The Texas Legislature passed a law in 2011 that beginning in 2012, voters will have to show picture identification to vote, pending approval of the U.S. Justice Department.

At polling places today, poll workers are handing out a sheet that explains the new law. Currently, a voter must show a voter registration card. Beginning next year, voters will have to show one of the following:

• Texas driver’s license issued by Department of Public Safety
• Texas election identification certificate issued by DPS
• Texas personal identification card issued by DPS
• Texas concealed handgun license issued by DPS
• U.S. military ID card containing photograph
• U.S. citizenship certificate containing photograph
• U.S. passport

The election identification certificate is a new form of ID that DPS will be issuing to people who have no other form of positive ID. The problem with this certificate is that to obtain it, a person would have to take time off from work, get to a DPS office and wait — usually an hour or two — to have the card issued.
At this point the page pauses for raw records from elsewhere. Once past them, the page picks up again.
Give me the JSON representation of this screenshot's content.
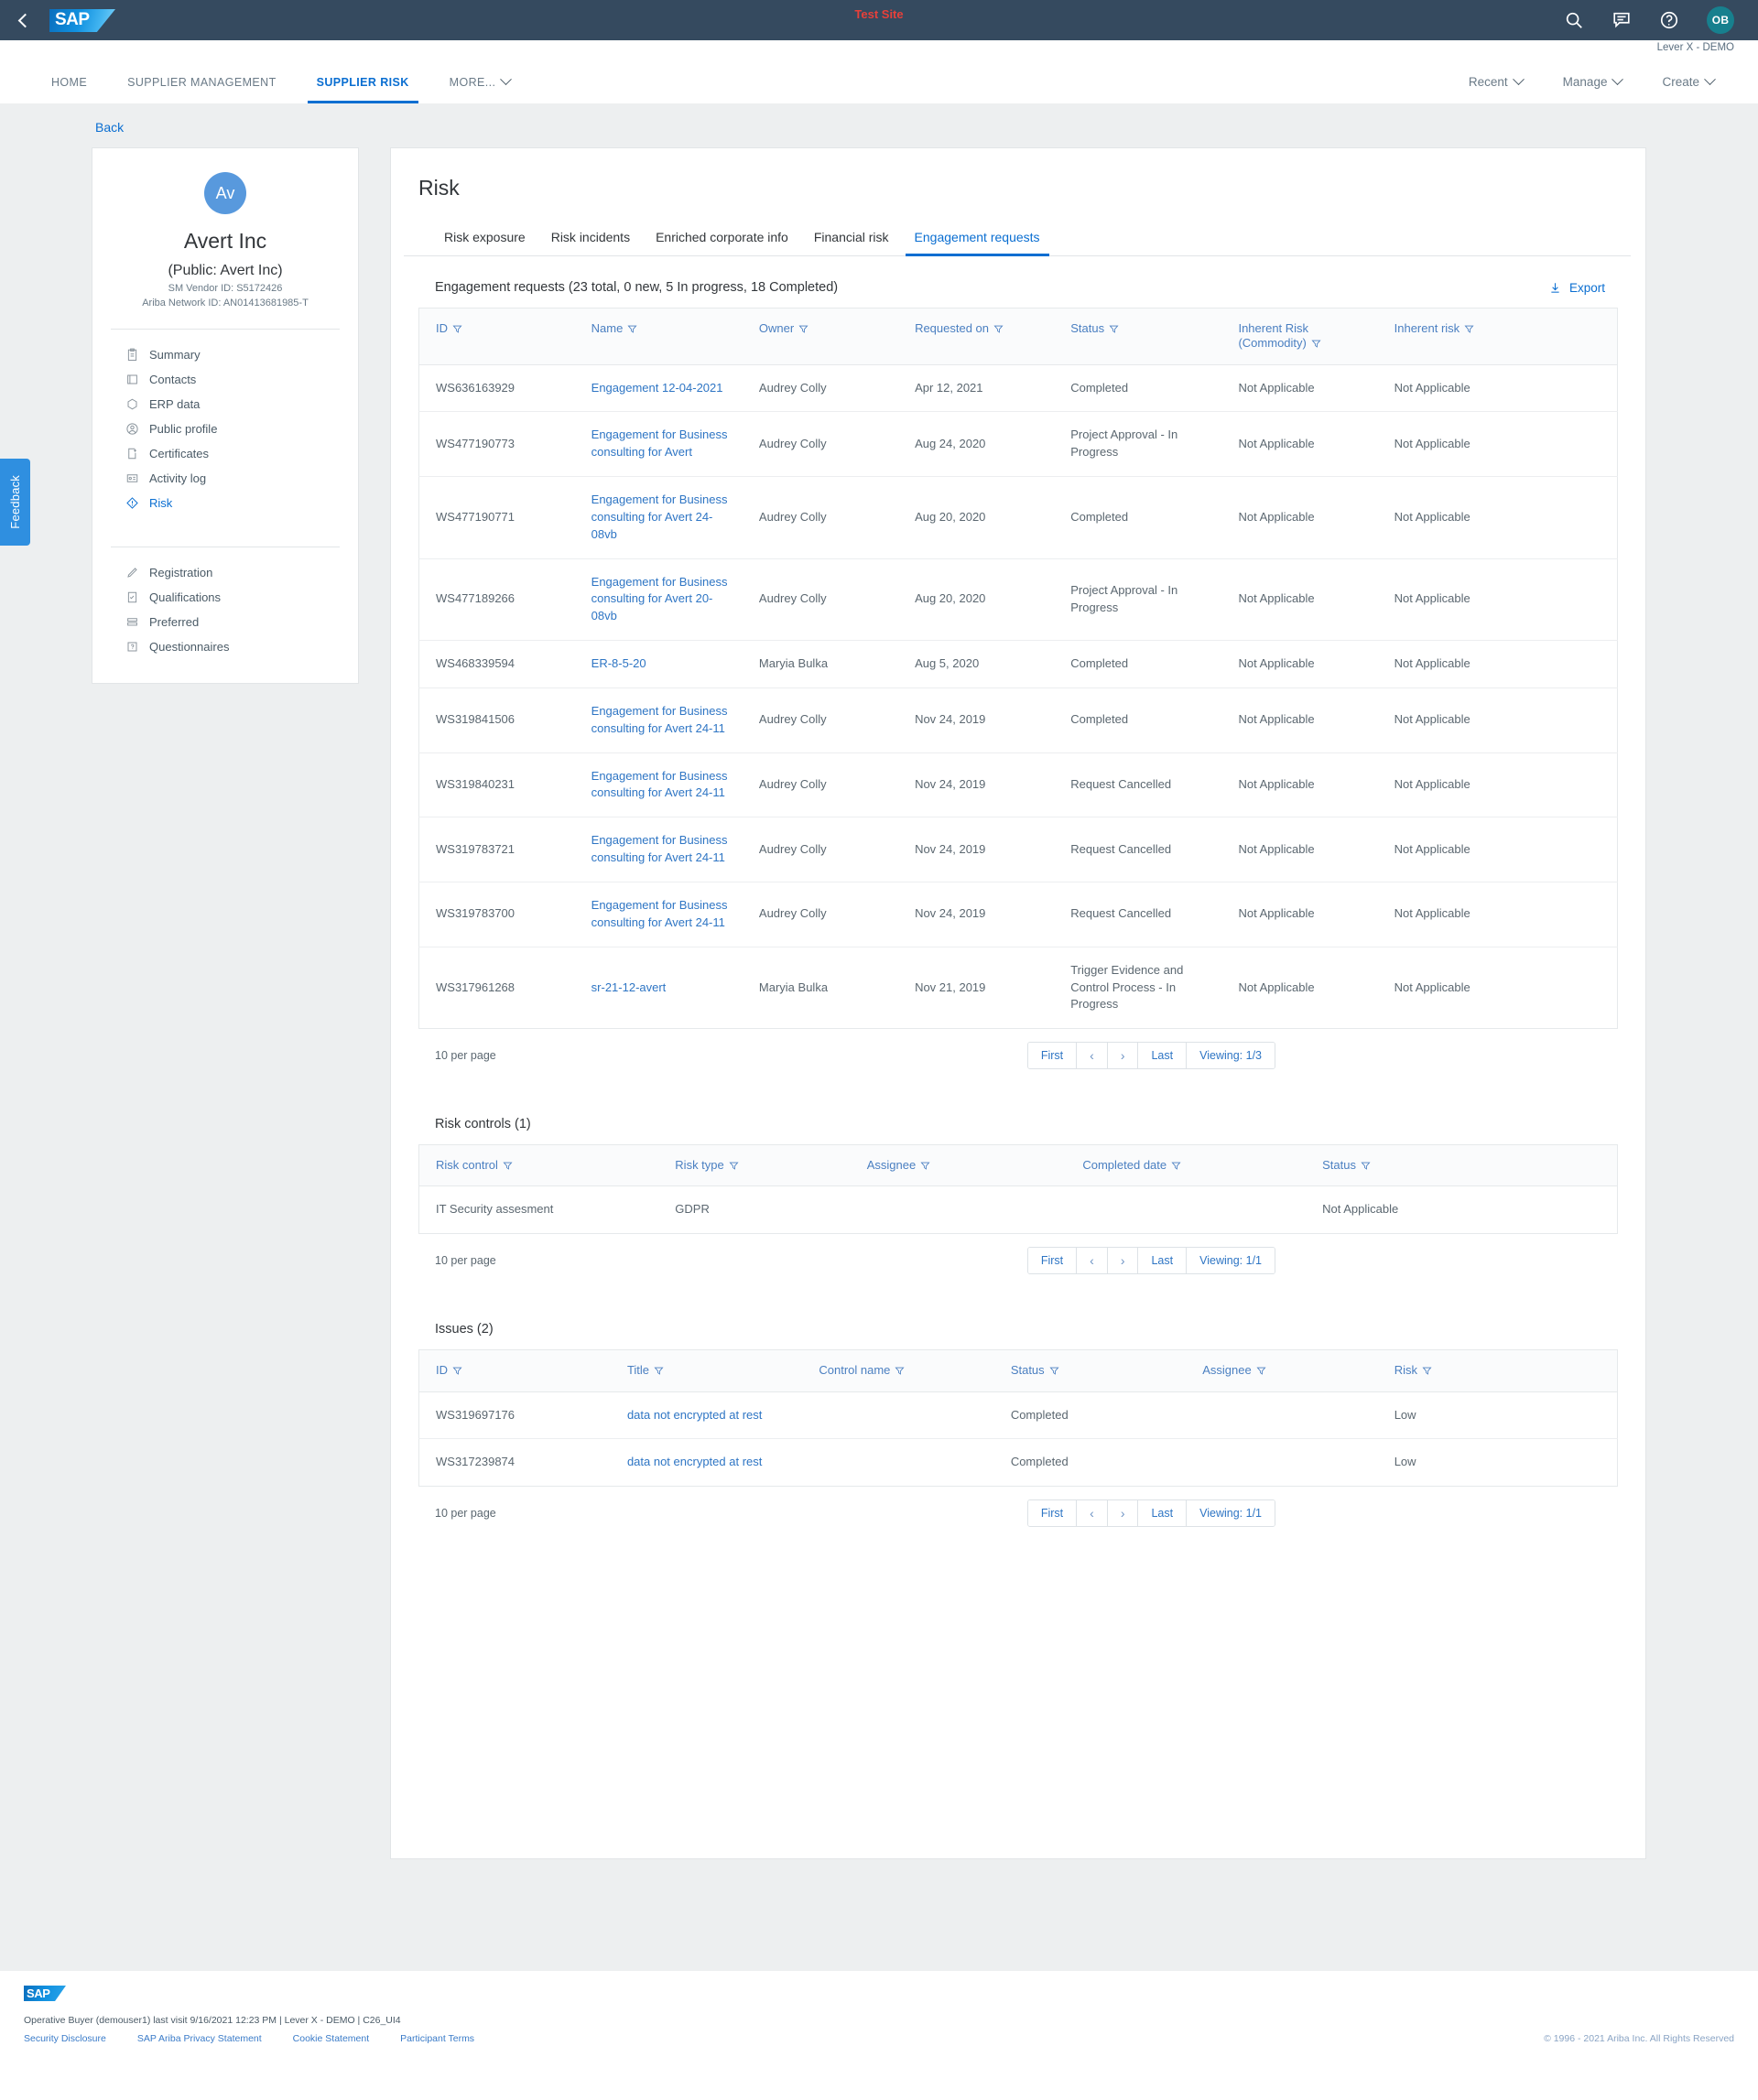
{
  "topbar": {
    "back_icon": "chevron-left-icon",
    "logo_text": "SAP",
    "test_site_label": "Test Site",
    "icons": [
      "search-icon",
      "message-icon",
      "help-icon"
    ],
    "avatar_initials": "OB",
    "tenant_label": "Lever X - DEMO"
  },
  "nav": {
    "items": [
      {
        "label": "HOME",
        "active": false
      },
      {
        "label": "SUPPLIER MANAGEMENT",
        "active": false
      },
      {
        "label": "SUPPLIER RISK",
        "active": true
      },
      {
        "label": "MORE...",
        "active": false,
        "caret": true
      }
    ],
    "right_items": [
      {
        "label": "Recent"
      },
      {
        "label": "Manage"
      },
      {
        "label": "Create"
      }
    ]
  },
  "back_link": "Back",
  "feedback_label": "Feedback",
  "supplier": {
    "avatar_initials": "Av",
    "name": "Avert Inc",
    "public_name": "(Public: Avert Inc)",
    "sm_vendor_id_label": "SM Vendor ID:",
    "sm_vendor_id_value": "S5172426",
    "ariba_network_id_label": "Ariba Network ID:",
    "ariba_network_id_value": "AN01413681985-T",
    "nav_primary": [
      {
        "label": "Summary",
        "icon": "clipboard-icon",
        "selected": false
      },
      {
        "label": "Contacts",
        "icon": "contact-card-icon",
        "selected": false
      },
      {
        "label": "ERP data",
        "icon": "database-icon",
        "selected": false
      },
      {
        "label": "Public profile",
        "icon": "user-circle-icon",
        "selected": false
      },
      {
        "label": "Certificates",
        "icon": "certificate-icon",
        "selected": false
      },
      {
        "label": "Activity log",
        "icon": "activity-log-icon",
        "selected": false
      },
      {
        "label": "Risk",
        "icon": "risk-diamond-icon",
        "selected": true
      }
    ],
    "nav_secondary": [
      {
        "label": "Registration",
        "icon": "pencil-icon",
        "selected": false
      },
      {
        "label": "Qualifications",
        "icon": "checklist-icon",
        "selected": false
      },
      {
        "label": "Preferred",
        "icon": "layers-icon",
        "selected": false
      },
      {
        "label": "Questionnaires",
        "icon": "question-box-icon",
        "selected": false
      }
    ]
  },
  "main": {
    "page_title": "Risk",
    "tabs": [
      {
        "label": "Risk exposure",
        "active": false
      },
      {
        "label": "Risk incidents",
        "active": false
      },
      {
        "label": "Enriched corporate info",
        "active": false
      },
      {
        "label": "Financial risk",
        "active": false
      },
      {
        "label": "Engagement requests",
        "active": true
      }
    ]
  },
  "engagement_requests": {
    "title": "Engagement requests (23 total, 0 new, 5 In progress, 18 Completed)",
    "export_label": "Export",
    "export_icon": "download-icon",
    "columns": [
      "ID",
      "Name",
      "Owner",
      "Requested on",
      "Status",
      "Inherent Risk (Commodity)",
      "Inherent risk"
    ],
    "rows": [
      {
        "id": "WS636163929",
        "name": "Engagement 12-04-2021",
        "owner": "Audrey Colly",
        "requested_on": "Apr 12, 2021",
        "status": "Completed",
        "inherent_commodity": "Not Applicable",
        "inherent_risk": "Not Applicable"
      },
      {
        "id": "WS477190773",
        "name": "Engagement for Business consulting for Avert",
        "owner": "Audrey Colly",
        "requested_on": "Aug 24, 2020",
        "status": "Project Approval - In Progress",
        "inherent_commodity": "Not Applicable",
        "inherent_risk": "Not Applicable"
      },
      {
        "id": "WS477190771",
        "name": "Engagement for Business consulting for Avert 24-08vb",
        "owner": "Audrey Colly",
        "requested_on": "Aug 20, 2020",
        "status": "Completed",
        "inherent_commodity": "Not Applicable",
        "inherent_risk": "Not Applicable"
      },
      {
        "id": "WS477189266",
        "name": "Engagement for Business consulting for Avert 20-08vb",
        "owner": "Audrey Colly",
        "requested_on": "Aug 20, 2020",
        "status": "Project Approval - In Progress",
        "inherent_commodity": "Not Applicable",
        "inherent_risk": "Not Applicable"
      },
      {
        "id": "WS468339594",
        "name": "ER-8-5-20",
        "owner": "Maryia Bulka",
        "requested_on": "Aug 5, 2020",
        "status": "Completed",
        "inherent_commodity": "Not Applicable",
        "inherent_risk": "Not Applicable"
      },
      {
        "id": "WS319841506",
        "name": "Engagement for Business consulting for Avert 24-11",
        "owner": "Audrey Colly",
        "requested_on": "Nov 24, 2019",
        "status": "Completed",
        "inherent_commodity": "Not Applicable",
        "inherent_risk": "Not Applicable"
      },
      {
        "id": "WS319840231",
        "name": "Engagement for Business consulting for Avert 24-11",
        "owner": "Audrey Colly",
        "requested_on": "Nov 24, 2019",
        "status": "Request Cancelled",
        "inherent_commodity": "Not Applicable",
        "inherent_risk": "Not Applicable"
      },
      {
        "id": "WS319783721",
        "name": "Engagement for Business consulting for Avert 24-11",
        "owner": "Audrey Colly",
        "requested_on": "Nov 24, 2019",
        "status": "Request Cancelled",
        "inherent_commodity": "Not Applicable",
        "inherent_risk": "Not Applicable"
      },
      {
        "id": "WS319783700",
        "name": "Engagement for Business consulting for Avert 24-11",
        "owner": "Audrey Colly",
        "requested_on": "Nov 24, 2019",
        "status": "Request Cancelled",
        "inherent_commodity": "Not Applicable",
        "inherent_risk": "Not Applicable"
      },
      {
        "id": "WS317961268",
        "name": "sr-21-12-avert",
        "owner": "Maryia Bulka",
        "requested_on": "Nov 21, 2019",
        "status": "Trigger Evidence and Control Process - In Progress",
        "inherent_commodity": "Not Applicable",
        "inherent_risk": "Not Applicable"
      }
    ],
    "pager": {
      "per_page": "10 per page",
      "first": "First",
      "prev": "‹",
      "next": "›",
      "last": "Last",
      "viewing": "Viewing: 1/3"
    }
  },
  "risk_controls": {
    "title": "Risk controls (1)",
    "columns": [
      "Risk control",
      "Risk type",
      "Assignee",
      "Completed date",
      "Status"
    ],
    "rows": [
      {
        "risk_control": "IT Security assesment",
        "risk_type": "GDPR",
        "assignee": "",
        "completed_date": "",
        "status": "Not Applicable"
      }
    ],
    "pager": {
      "per_page": "10 per page",
      "first": "First",
      "prev": "‹",
      "next": "›",
      "last": "Last",
      "viewing": "Viewing: 1/1"
    }
  },
  "issues": {
    "title": "Issues (2)",
    "columns": [
      "ID",
      "Title",
      "Control name",
      "Status",
      "Assignee",
      "Risk"
    ],
    "rows": [
      {
        "id": "WS319697176",
        "title": "data not encrypted at rest",
        "control_name": "",
        "status": "Completed",
        "assignee": "",
        "risk": "Low"
      },
      {
        "id": "WS317239874",
        "title": "data not encrypted at rest",
        "control_name": "",
        "status": "Completed",
        "assignee": "",
        "risk": "Low"
      }
    ],
    "pager": {
      "per_page": "10 per page",
      "first": "First",
      "prev": "‹",
      "next": "›",
      "last": "Last",
      "viewing": "Viewing: 1/1"
    }
  },
  "footer": {
    "logo_text": "SAP",
    "session_line": "Operative Buyer (demouser1) last visit 9/16/2021 12:23 PM | Lever X - DEMO | C26_UI4",
    "links": [
      "Security Disclosure",
      "SAP Ariba Privacy Statement",
      "Cookie Statement",
      "Participant Terms"
    ],
    "copyright": "© 1996 - 2021 Ariba Inc. All Rights Reserved"
  },
  "colors": {
    "header_bg": "#354a5f",
    "accent": "#0a6ed1",
    "link": "#2e75c4",
    "test_site": "#e8403a",
    "avatar_ob": "#17808e",
    "avatar_supplier": "#5899dd",
    "feedback": "#2f8fe0",
    "page_bg": "#edeff0"
  }
}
The notice handed out at polling stations, however, does not explain how people would identify themselves to DPS if they have no identification — possibly a birth certificate, social security card and utility bills.

The exemption to this law is someone with disabilities who may apply to the county registrar for a permanent exemption. Applying for the exemption may be more difficult that applying for an ID. The application must contain written documentation from the Social Security Administration or Department of Veterans Affairs documenting a disability rating of at least 50 percent and state that the applicant has no form of picture ID.

The law passed to limit voter fraud, however no instances of voter fraud were presented in the debate in the legislature.